I went back to the church and cried that day. I was balled up in the corner of the corridor, wanting so badly to suck my thumb and have my mommy come and tell me it's gonna be okay. The nagging thought of “Where were you, God? Why did you let that happen?” had to be deflected over and over again. My friends huddled around me and held me, telling me how brave I was and how proud they were of me. I cried all the more. I was waiting for my time machine to come in that would've stopped me from jumping off that couch.
I cried that day. I cried for the lady. I cried for the American church. I cried for myself. I felt the tears of heaven, the tears of a creator that so desperately wants His children to know Him. I cried as God walked into a dance club, wrapping his warm arms around a man dressed in a pink, skin-tight shirt, piercings in his left ear. I cried as Jesus whispered in that ear that he's home, that he has a place in his Daddy's house, that he will never be abandoned or taken advantage of, and never has. I cried as the being that transcends the universe holds the world in his hands. I cried as the beautiful woman in the red scarf in Fred Meyer opened her heart to the reality of a non-existent God, those expressionless eyes softening, her lips curling into a cheeky grin. I laughed.

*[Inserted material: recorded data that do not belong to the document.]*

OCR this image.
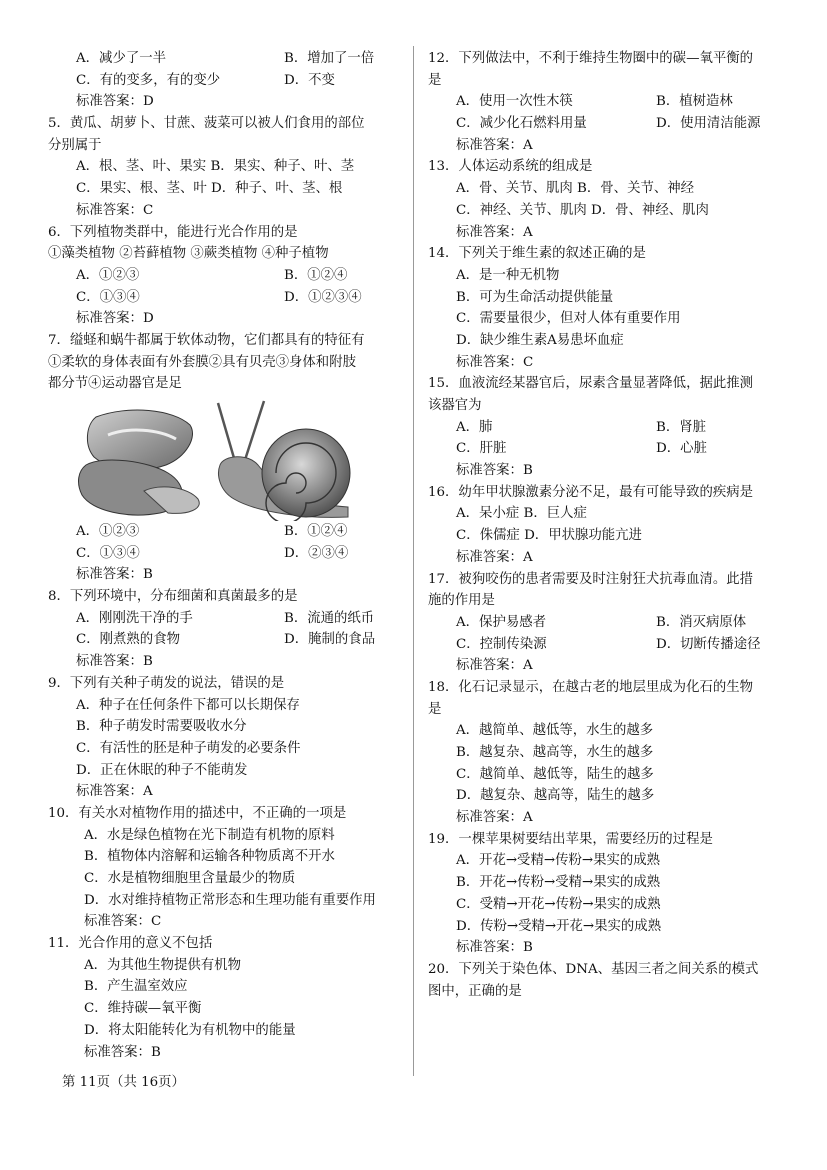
A．减少了一半	B．增加了一倍
C．有的变多，有的变少	D．不变
标准答案：D
5．黄瓜、胡萝卜、甘蔗、菠菜可以被人们食用的部位
分别属于
A．根、茎、叶、果实 B．果实、种子、叶、茎
C．果实、根、茎、叶 D．种子、叶、茎、根
标准答案：C
6．下列植物类群中，能进行光合作用的是
①藻类植物 ②苔藓植物 ③蕨类植物 ④种子植物
A．①②③	B．①②④
C．①③④	D．①②③④
标准答案：D
7．缢蛏和蜗牛都属于软体动物，它们都具有的特征有
①柔软的身体表面有外套膜②具有贝壳③身体和附肢
都分节④运动器官是足
A．①②③	B．①②④
C．①③④	D．②③④
标准答案：B
8．下列环境中，分布细菌和真菌最多的是
A．刚刚洗干净的手	B．流通的纸币
C．刚煮熟的食物	D．腌制的食品
标准答案：B
9．下列有关种子萌发的说法，错误的是
A．种子在任何条件下都可以长期保存
B．种子萌发时需要吸收水分
C．有活性的胚是种子萌发的必要条件
D．正在休眠的种子不能萌发
标准答案：A
10．有关水对植物作用的描述中，不正确的一项是
A．水是绿色植物在光下制造有机物的原料
B．植物体内溶解和运输各种物质离不开水
C．水是植物细胞里含量最少的物质
D．水对维持植物正常形态和生理功能有重要作用
标准答案：C
11．光合作用的意义不包括
A．为其他生物提供有机物
B．产生温室效应
C．维持碳—氧平衡
D．将太阳能转化为有机物中的能量
标准答案：B
12．下列做法中，不利于维持生物圈中的碳—氧平衡的
是
A．使用一次性木筷	B．植树造林
C．减少化石燃料用量	D．使用清洁能源
标准答案：A
13．人体运动系统的组成是
A．骨、关节、肌肉 B．骨、关节、神经
C．神经、关节、肌肉 D．骨、神经、肌肉
标准答案：A
14．下列关于维生素的叙述正确的是
A．是一种无机物
B．可为生命活动提供能量
C．需要量很少，但对人体有重要作用
D．缺少维生素A易患坏血症
标准答案：C
15．血液流经某器官后，尿素含量显著降低，据此推测
该器官为
A．肺	B．肾脏
C．肝脏	D．心脏
标准答案：B
16．幼年甲状腺激素分泌不足，最有可能导致的疾病是
A．呆小症 B．巨人症
C．侏儒症 D．甲状腺功能亢进
标准答案：A
17．被狗咬伤的患者需要及时注射狂犬抗毒血清。此措
施的作用是
A．保护易感者	B．消灭病原体
C．控制传染源	D．切断传播途径
标准答案：A
18．化石记录显示，在越古老的地层里成为化石的生物
是
A．越简单、越低等，水生的越多
B．越复杂、越高等，水生的越多
C．越简单、越低等，陆生的越多
D．越复杂、越高等，陆生的越多
标准答案：A
19．一棵苹果树要结出苹果，需要经历的过程是
A．开花→受精→传粉→果实的成熟
B．开花→传粉→受精→果实的成熟
C．受精→开花→传粉→果实的成熟
D．传粉→受精→开花→果实的成熟
标准答案：B
20．下列关于染色体、DNA、基因三者之间关系的模式
图中，正确的是
第 11页（共 16页）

I found this blog entry extremely interesting. While your writing style is very poetic and a bit hard to understand, you did an excellent job of descriptive nonfiction here. I really felt along with you as you journeyed through this sort of experiment you performed in the Fred Meyer store. There is definitely elements of both story, or narrative, and meditation on what happened. This story made me laugh, then made me want to cry along with you. This was the best blog entry I could find, and I certainly hope that you continue in your interesting pursuits and writings on the subject.